À compter de 841, les Vikings entreprirent de ravager systématiquement les côtes de la Manche. Après 70 années de raids et de dévastations féroces, le roi des Francs Charles III (898-923) entreprit de leur concéder une terre, en échange de la paix dans la vallée de la Seine.

L'idée du souverain carolingien était d'une simplicité déconcertante : puisqu'on ne pouvait venir à bout de ces Scandinaves par les armes, mieux valait s'en faire des alliés en leur octroyant légalement la basse vallée de la Seine. Il avait depuis bien longtemps perdu le contrôle réel de ce secteur, même s'il y détenait encore une autorité théorique. Il profita donc de la défaite d'un groupe viking en juillet 911 sous les murs de Chartres, pour entrer en contact avec son chef, un certain Hrólfr (Rollon), et pour négocier avec lui en relative position de force. Selon le chanoine Dudon de Saint-Quentin, qui écrivit une centaine d'année après les faits, on décida après un échange d'ambassadeurs de se retrouver à l'automne au lieudit Saint-Clair, situé la rivière Epte.

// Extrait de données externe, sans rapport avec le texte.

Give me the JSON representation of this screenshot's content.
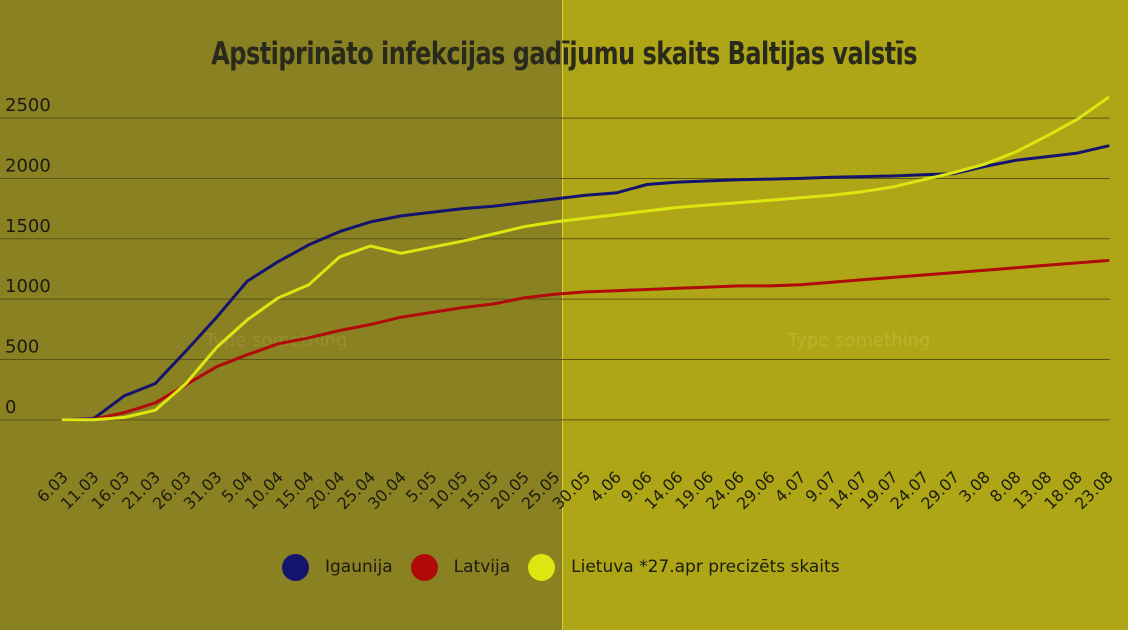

Une rencontre pour l'histoire

Chacun s'y présenta au jour fixé. Les Vikings se tenaient sur la rive droite de ce petit affluent de la Seine, pendant que les Francs occupaient la rive gauche. Le roi et le Viking purent enfin se parler face à face. En échange de sa conversion au christianisme, Rollon reçut de Charles le Simple les terres comprises « depuis le fleuve Epte jusqu'à la mer » (« A flumine Eptae usque ad mare »). L'œuvre de Dudon est souvent considérée comme suspecte par les historiens modernes, mais son récit est confirmé par un acte royal datant du 14 mars 918. Il y octroie à l'abbaye de Saint-Germain-des-Prés, l'abbaye de la Croix-Saint-Leufroi (Eure)  « à l'exclusion d'une partie de cette même abbaye que nous avons consentie aux Normands, c'est-à-dire à Rollon et à ses compagnons pour la protection du royaume. »

Les frontières définitives

Cette première donation recouvrait peut-être approximativement les actuels départements de la Seine-Maritime et de l'Eure. En 924, Rollon reçut de nouvelles terres du roi Raoul, successeur de Charles le Simple. Selon l'annaliste Flodoard de Reims, « il consentit à ce qu'on augmentât leurs terres, et le traité de paix leur concéda le Maine et le pays de Bayeux. » La formulation sibylline  désigne peut-être le Bessin et l'Hiémois (à peu près le Calvados et l'Orne).
En 933 enfin, Guillaume Longue-Épée (v. 927-942), fils et successeur de Rollon, se vit pour sa part gratifié par ce même roi Raoul de « la terre des Bretons située sur le rivage de la mer ». Il s'agit en fait des diocèses de Coutances et d'Avranches, que le roi Charles le Chauve avait concédé en 867 au roi Breton Salomon. Sans aucune folie du Couesnon, le Mont Saint-Michel devint normand...

La Normandie acquit alors pratiquement ses limites actuelles, seulement augmentée du Passais (région de Domfront) sous le règne de Guillaume le Conquérant (1035-1087), et de la seigneurie de Bellême sous Henri Beauclerc (1106-1135).